The Legal Character of Natural Law According to St. Thomas Aquinas

By Stephen L. Brock

PhD Dissertation, University of Toronto, 1988

Abstract: The claim is that Aquinas conceives of natural law as something that perfectly fulfills his general definition of law. It is a law in even a fuller sense than human positive law. The wide range of positions on this question among contemporary interpreters is surveyed and evaluated. It is first argued that for Aquinas, the formal notion of natural law involves a reference to the eternal law, and that nevertheless the complete promulgation of natural law to man does not require his knowledge of divine providence and legislation, or even of God’s existence. Next treated is the difference between the promulgation of natural law and that of positive law, with special attention to Aquinas’ notion of command; the aim is to show that the effect proper to command, and hence the full institution of a law, does not necessarily require that those who are subject to it make advertance to its author’s will.
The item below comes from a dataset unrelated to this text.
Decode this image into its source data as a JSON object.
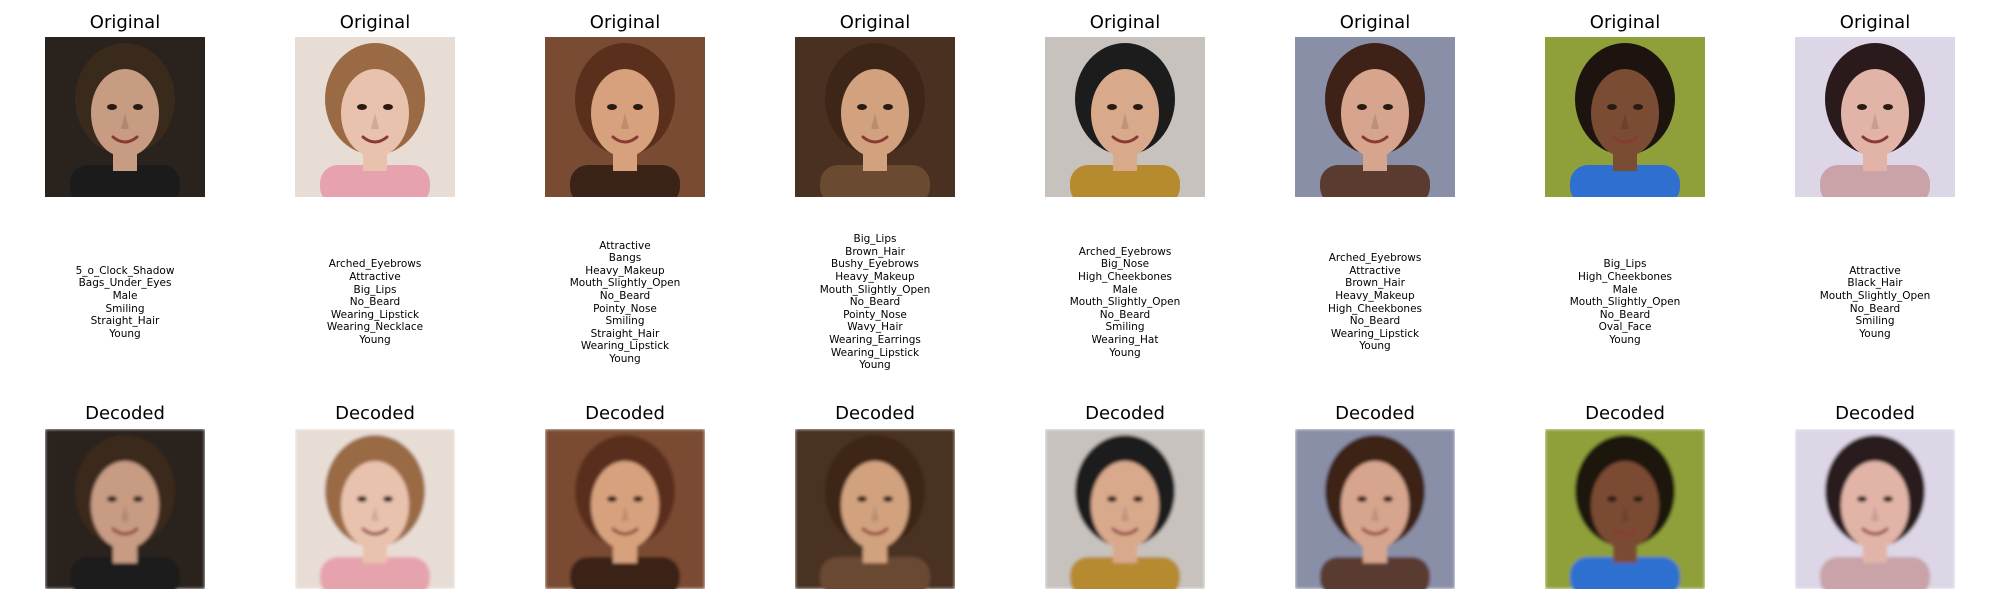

Then taken up is the role that Aquinas assigns to knowledge of the physical world in the understanding of the precepts of natural law, and his general doctrine of the “imitation of nature,” in order to determine whether he in some way attributes an authoritative status to nature. Finally, the manner in which natural law carries obligatory force is shown; the connection between obligation and sanction in Aquinas’ thought is indicated, and natural law is found to carry its own proper sanction, called “remorse of conscience.” The conclusion is that insufficient attention has been paid to Aquinas’ doctrine of the eternal law as a principle governing even the very natures of created things.